The principal inoculation route of Aspergillus is respiratory, and the organ mainly affected is hence the lung. In the lung, monocytes, alveolar macrophages, and alveolar epithelial cells represent the first line of antifungal defense. Any qualitative or quantitative alteration of these cellular populations can increase the risk of invasive aspergillosis. This is essentially encountered in neutropenia (mainly post-chemotherapy), myeloid hematologic malignancies, chronic granulomatous disease, and long-term use of immunosuppressives, as in organ transplantation⁴.

Treatment of aspergillosis mainly relies on systemic antifungals. The preferred molecule is voriconazole^5,6, which interferes with the synthesis of membrane ergosterol in the fungus. This choice is mainly justified by the results of a seminal randomized controlled trial that demonstrated a global survival advantage favoring voriconazole compared with conventional amphotericin B⁷. Alternatives to voriconazole are isavuconazole and posaconazole, which were non-inferior to voriconazole in invasive mold infections⁸in immunocompromised subjects and invasive aspergillosis⁹. Echinocandins, the beta D glucan synthesis inhibitors, are active against Aspergillus fumigatus but lack clinical evidence to be recommended as first-line therapy. They are, however, sometimes used in refractory cases or combination therapy¹⁰.

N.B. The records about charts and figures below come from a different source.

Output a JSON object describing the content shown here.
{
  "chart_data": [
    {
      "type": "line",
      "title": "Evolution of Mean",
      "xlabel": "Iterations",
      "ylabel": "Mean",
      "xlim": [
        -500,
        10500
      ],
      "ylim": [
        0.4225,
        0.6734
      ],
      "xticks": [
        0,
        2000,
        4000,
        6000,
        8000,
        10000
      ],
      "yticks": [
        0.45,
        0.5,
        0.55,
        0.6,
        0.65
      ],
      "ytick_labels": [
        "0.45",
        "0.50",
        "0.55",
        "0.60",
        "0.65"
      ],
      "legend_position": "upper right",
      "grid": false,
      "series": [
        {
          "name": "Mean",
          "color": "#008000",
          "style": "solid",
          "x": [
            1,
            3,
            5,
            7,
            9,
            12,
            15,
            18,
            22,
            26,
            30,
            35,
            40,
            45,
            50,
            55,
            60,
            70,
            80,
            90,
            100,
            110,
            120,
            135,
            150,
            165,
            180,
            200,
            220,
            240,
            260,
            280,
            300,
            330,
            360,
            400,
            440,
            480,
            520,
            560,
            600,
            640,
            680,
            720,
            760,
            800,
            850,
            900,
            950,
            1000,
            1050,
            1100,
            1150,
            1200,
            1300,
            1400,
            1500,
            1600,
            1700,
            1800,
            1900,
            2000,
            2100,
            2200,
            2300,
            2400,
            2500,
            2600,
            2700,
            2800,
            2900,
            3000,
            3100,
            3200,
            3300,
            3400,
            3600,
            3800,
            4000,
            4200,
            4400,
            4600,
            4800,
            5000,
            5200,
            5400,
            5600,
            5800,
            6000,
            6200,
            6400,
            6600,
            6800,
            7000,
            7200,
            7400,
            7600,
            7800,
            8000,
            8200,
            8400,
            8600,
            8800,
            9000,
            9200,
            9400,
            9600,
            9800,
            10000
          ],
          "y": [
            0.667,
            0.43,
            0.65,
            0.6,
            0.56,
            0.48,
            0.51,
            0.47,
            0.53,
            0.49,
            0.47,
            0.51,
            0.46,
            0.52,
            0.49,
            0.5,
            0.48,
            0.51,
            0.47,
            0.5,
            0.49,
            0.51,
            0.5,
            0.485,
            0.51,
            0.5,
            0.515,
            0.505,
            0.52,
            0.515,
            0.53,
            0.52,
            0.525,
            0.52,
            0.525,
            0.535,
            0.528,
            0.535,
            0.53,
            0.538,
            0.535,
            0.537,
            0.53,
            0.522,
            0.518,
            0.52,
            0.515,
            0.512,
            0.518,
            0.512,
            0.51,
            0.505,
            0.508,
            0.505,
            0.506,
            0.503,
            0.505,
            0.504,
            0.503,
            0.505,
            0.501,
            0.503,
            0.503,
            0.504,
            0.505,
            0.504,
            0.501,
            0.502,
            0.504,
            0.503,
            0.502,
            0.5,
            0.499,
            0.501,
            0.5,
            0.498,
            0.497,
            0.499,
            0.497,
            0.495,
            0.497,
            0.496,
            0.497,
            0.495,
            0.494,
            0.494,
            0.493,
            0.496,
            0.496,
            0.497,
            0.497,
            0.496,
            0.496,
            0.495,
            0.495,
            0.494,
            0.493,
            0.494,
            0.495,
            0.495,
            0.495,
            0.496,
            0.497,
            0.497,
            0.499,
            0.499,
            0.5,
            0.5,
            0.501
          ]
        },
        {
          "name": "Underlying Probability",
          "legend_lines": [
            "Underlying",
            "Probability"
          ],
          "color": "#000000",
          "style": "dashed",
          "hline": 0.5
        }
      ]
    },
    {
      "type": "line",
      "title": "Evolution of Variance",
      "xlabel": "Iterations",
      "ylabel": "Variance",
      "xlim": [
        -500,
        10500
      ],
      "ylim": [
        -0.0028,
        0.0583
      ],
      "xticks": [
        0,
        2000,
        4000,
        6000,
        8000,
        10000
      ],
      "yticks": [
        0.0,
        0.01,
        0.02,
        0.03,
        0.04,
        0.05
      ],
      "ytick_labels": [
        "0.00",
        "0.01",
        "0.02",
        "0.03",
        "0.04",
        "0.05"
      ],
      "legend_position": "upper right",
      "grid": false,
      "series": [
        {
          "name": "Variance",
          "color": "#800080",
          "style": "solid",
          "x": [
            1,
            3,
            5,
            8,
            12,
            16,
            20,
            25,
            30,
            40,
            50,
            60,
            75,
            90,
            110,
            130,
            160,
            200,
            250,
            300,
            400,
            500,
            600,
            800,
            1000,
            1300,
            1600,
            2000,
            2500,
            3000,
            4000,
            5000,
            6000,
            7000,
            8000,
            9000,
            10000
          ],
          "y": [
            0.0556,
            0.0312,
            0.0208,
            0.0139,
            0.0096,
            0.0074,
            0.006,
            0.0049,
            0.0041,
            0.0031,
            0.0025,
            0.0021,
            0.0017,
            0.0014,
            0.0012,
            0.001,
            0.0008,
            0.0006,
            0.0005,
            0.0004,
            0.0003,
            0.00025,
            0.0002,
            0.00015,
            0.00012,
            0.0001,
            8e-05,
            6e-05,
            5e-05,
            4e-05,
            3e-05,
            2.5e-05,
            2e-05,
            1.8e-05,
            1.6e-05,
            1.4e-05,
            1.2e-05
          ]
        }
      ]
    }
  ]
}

The differences of response across antifungal agents can be partly explained by heterogeneous modes of action or varied safety and pharmacokinetic profiles. However, these differences in the clinical efficacy of these antifungal drugs remain only partially understood. One of the explanations is the potential of differential effect on innate immune response by these antifungal drugs. Previous work with voriconazole found evidence of a modulation of transcription and translation of specific immune-related genes such as Toll-Like Receptors¹¹. However, no comparative in vitro studies between different antifungal agents have been performed. We, therefore, hypothesized that antifungal-induced modulation of the innate immune response to A. fumigatus could vary between these antifungal agents. This study explored the differences in immune-related transcriptomic activity in human monocytic cell lines challenged with A. fumigatus and exposed to major systemic antifungals as a first exploratory step.